Lembrando a necessidade de o país ter uma imprensa plural, capaz de refletir o pensamento de toda a sociedade, Carlos Araújo recordou um episódio pouco conhecido. Durante a ditadura militar, a VAR Palmares chegou a transferir parte de seus recursos -- a organização ficou celebre pela fortuna obtida no milionário assalto ao "cofre do Adhemar", realizado em julho de 1969 -- para dar sustentação ao "Pasquim", maravilhoso jornal satírico que foi uma das marcas da oposição ao regime.
Trechos da entrevista:
Depois da decisão do Supremo, que aceitou três liminares que travaram o trâmite do impeachment na Câmara, o país parece viver um novo momento político. As pressões pelo impeachment não acabaram mas a situação é outra. Por quê?
Depois da decisão do Supremo, que aceitou três liminares que travaram o trâmite do impeachment na Câmara, o país parece viver um novo momento político. As pressões pelo impeachment não acabaram mas a situação é outra. Por quê?
O Supremo recolocou a legalidade no centro da situação política.
Seria errado dizer que as liminares mostraram que o Supremo está a favor do governo ou contra a oposição. Está a favor do respeito à lei. Só. O resto é consequência e suas decisões beneficiam quem está dentro da legalidade. Os votos do Teori Zavaski e da Rosa Weber foram contundentes e claros. Mostraram que os ministros estão agindo como juízes, coisa que muitas pessoas não compreendem. A referência de um juiz é o respeito a lei, acima de qualquer coisa. O Supremo mostrou que não aceita opções fora da lei. Essa decisão é que mudou a situação do país.
Por que se pode falar que era uma ação à margem da lei?
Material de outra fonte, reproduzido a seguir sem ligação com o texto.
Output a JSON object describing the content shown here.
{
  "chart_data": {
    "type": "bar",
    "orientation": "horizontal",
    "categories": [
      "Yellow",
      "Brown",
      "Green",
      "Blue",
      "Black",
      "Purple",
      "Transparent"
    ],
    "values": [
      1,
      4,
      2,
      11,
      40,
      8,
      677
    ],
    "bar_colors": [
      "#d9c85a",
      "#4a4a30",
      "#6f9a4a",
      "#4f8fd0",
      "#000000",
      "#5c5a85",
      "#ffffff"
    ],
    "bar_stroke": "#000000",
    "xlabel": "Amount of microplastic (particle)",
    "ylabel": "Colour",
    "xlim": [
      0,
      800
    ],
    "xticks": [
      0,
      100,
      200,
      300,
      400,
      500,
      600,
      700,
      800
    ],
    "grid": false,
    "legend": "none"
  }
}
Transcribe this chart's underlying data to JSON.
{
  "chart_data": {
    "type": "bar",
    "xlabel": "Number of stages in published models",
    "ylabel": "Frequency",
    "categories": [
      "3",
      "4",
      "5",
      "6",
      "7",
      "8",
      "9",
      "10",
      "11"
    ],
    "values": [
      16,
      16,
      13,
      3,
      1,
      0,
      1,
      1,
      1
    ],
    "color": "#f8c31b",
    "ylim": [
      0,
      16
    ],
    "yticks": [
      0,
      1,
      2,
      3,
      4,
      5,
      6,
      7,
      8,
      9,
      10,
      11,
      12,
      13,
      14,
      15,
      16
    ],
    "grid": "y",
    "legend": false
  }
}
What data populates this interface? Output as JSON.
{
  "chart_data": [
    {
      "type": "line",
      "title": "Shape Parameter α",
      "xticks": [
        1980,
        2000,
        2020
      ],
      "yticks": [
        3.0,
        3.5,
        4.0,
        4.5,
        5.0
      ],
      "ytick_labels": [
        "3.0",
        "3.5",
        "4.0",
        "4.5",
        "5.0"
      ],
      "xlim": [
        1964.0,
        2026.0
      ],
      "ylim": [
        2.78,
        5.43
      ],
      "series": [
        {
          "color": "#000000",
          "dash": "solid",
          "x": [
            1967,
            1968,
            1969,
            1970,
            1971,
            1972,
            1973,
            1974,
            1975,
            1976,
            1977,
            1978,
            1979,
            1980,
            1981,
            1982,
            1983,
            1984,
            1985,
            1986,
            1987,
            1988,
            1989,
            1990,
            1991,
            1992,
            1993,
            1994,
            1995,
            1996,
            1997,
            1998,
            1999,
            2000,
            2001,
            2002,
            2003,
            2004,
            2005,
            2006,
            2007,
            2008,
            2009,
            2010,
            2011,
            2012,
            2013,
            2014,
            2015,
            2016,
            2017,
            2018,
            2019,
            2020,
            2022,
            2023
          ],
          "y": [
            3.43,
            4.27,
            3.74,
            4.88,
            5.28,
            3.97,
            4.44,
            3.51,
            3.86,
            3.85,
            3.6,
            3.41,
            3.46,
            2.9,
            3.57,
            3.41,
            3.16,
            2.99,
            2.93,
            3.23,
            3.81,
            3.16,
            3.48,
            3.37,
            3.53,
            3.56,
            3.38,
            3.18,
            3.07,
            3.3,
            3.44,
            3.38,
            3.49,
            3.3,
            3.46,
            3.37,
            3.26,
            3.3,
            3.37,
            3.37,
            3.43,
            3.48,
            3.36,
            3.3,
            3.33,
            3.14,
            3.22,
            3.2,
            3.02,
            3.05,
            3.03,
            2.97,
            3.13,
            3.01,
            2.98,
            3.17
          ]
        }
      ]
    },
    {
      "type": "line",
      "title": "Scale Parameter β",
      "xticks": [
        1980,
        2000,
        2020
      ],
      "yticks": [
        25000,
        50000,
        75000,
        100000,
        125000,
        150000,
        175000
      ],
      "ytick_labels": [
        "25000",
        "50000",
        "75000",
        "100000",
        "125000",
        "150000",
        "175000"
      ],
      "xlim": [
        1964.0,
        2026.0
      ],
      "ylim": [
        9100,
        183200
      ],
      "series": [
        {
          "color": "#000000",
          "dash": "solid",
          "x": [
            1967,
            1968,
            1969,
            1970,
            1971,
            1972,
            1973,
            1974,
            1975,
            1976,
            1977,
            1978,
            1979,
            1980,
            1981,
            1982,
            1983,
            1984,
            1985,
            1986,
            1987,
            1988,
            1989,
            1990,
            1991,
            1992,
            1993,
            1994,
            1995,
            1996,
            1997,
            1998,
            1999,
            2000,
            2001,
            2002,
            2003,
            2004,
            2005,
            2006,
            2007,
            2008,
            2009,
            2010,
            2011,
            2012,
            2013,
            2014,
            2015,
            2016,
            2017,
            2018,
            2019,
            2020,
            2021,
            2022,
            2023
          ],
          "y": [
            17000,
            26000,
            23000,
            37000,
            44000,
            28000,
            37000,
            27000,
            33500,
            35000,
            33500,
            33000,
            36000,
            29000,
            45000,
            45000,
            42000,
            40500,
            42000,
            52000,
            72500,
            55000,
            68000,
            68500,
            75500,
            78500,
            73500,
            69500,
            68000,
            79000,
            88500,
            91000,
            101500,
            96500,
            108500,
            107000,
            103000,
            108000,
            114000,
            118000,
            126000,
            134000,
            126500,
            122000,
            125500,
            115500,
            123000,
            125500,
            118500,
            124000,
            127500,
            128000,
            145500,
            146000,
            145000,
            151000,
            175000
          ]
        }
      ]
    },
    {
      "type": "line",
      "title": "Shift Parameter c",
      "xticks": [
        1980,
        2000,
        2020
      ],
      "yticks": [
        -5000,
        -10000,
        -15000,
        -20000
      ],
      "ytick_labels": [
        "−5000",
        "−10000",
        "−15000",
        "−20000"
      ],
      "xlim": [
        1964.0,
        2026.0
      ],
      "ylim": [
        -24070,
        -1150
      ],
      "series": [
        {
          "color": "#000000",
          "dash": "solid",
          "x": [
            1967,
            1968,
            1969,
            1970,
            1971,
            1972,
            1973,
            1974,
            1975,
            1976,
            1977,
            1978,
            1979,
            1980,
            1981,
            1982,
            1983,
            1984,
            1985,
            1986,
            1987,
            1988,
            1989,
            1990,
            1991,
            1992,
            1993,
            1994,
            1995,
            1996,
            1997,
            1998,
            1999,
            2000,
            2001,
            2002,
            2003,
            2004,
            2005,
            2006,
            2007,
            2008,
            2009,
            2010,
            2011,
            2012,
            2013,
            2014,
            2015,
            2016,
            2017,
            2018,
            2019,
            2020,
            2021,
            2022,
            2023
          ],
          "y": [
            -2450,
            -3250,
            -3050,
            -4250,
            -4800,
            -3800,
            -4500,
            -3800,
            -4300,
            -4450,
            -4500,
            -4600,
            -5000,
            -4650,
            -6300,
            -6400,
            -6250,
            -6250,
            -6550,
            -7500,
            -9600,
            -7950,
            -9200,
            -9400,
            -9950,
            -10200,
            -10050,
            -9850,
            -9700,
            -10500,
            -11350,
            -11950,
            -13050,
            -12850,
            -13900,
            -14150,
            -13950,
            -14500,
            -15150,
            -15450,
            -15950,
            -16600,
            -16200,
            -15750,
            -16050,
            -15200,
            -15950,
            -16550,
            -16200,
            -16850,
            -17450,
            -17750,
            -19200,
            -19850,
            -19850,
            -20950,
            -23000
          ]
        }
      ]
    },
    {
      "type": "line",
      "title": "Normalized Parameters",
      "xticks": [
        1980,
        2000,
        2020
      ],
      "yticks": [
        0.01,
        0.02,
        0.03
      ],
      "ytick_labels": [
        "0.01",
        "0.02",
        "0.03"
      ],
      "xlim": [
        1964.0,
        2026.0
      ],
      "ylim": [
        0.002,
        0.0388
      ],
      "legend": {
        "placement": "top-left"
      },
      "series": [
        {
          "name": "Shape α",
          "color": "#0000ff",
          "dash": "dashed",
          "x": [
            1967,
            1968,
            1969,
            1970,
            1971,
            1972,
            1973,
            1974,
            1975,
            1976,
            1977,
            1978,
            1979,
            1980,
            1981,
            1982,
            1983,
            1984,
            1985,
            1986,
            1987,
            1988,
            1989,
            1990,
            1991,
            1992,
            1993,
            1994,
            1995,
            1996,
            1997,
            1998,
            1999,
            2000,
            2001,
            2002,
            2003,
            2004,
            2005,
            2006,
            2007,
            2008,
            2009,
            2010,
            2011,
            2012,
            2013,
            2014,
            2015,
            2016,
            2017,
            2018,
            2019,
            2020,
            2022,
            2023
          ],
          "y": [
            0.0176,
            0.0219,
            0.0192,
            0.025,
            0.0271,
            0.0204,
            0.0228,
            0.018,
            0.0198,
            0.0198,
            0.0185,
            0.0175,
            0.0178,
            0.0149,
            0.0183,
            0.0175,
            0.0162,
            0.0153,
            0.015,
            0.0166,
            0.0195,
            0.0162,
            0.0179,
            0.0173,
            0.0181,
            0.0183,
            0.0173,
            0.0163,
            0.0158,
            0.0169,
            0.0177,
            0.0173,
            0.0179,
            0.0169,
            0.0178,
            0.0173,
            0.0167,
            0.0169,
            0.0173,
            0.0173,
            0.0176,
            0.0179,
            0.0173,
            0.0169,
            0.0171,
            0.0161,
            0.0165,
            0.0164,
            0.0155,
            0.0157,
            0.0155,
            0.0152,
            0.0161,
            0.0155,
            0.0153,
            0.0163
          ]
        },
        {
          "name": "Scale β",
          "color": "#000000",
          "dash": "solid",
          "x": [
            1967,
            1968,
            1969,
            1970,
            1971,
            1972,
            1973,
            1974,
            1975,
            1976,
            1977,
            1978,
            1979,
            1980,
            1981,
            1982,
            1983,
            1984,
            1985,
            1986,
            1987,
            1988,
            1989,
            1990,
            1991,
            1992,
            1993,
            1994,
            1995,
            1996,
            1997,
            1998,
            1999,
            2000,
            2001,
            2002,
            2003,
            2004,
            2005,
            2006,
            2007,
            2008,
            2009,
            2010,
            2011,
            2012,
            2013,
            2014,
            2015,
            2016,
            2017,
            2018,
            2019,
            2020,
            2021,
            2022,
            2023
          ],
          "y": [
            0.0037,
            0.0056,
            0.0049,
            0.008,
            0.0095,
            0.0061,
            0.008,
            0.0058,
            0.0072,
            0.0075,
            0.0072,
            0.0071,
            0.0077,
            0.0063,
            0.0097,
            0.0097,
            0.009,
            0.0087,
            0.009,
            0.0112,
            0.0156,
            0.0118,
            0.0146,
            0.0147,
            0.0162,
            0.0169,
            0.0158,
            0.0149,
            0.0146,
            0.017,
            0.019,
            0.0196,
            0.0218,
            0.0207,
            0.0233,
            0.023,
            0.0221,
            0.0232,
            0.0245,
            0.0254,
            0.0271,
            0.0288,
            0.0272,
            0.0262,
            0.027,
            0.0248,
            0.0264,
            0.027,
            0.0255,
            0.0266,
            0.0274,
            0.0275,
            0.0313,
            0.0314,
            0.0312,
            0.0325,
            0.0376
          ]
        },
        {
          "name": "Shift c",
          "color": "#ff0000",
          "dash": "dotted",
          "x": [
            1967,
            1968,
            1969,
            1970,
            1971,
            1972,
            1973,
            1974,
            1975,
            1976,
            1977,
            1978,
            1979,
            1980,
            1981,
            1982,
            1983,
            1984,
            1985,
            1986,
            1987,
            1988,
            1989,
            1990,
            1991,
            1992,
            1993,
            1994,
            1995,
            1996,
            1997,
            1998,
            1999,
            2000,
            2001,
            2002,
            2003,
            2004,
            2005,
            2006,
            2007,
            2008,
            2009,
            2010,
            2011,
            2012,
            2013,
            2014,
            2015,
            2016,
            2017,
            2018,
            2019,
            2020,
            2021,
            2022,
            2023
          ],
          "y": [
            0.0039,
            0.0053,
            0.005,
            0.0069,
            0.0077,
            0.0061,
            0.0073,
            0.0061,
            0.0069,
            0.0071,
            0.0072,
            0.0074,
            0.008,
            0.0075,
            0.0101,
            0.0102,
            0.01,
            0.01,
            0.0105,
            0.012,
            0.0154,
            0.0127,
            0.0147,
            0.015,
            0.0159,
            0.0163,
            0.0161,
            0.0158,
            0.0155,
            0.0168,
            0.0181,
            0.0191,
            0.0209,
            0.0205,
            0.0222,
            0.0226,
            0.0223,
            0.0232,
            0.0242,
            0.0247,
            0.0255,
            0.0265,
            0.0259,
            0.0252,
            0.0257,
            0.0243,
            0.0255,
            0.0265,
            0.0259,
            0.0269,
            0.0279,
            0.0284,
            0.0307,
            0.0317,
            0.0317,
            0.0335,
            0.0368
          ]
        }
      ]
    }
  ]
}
O ritual de impeachment definido pelo Eduardo Cunha autorizava abrir uma investigação contra a presidente por maioria simples. Isso contraria a legislação em vigor, de 1950, que estabelece que um debate sobre impeachment só pode ter início, desde o primeiro momento, se tiver apoio de 2/3 de todos os deputados. Não fala em 2/3 dos presentes num dia determinado. Fala em 2/3 dos eleitos, dos 513 deputados e eleitos e empossados. Já o ritual criado [por Cunha] permitia iniciar uma investigação sobre a presidente com apoio de 50 mais 1 dos deputados presentes num dia qualquer. Um absurdo jurídico e político, que não tem relação com a preservação da soberania popular e poderia iniciar uma crise a partir da vontade de uma minoria. (A matemática que explica a diferença é assim: por 2/3, a investigação se inicia quando tiver 342 votos favoráveis. No outro, num dia sorte para os adversários do governo e descuido da base aliada do Planalto, pode ter início com 129 votos, ou 0,39% dos eleitos).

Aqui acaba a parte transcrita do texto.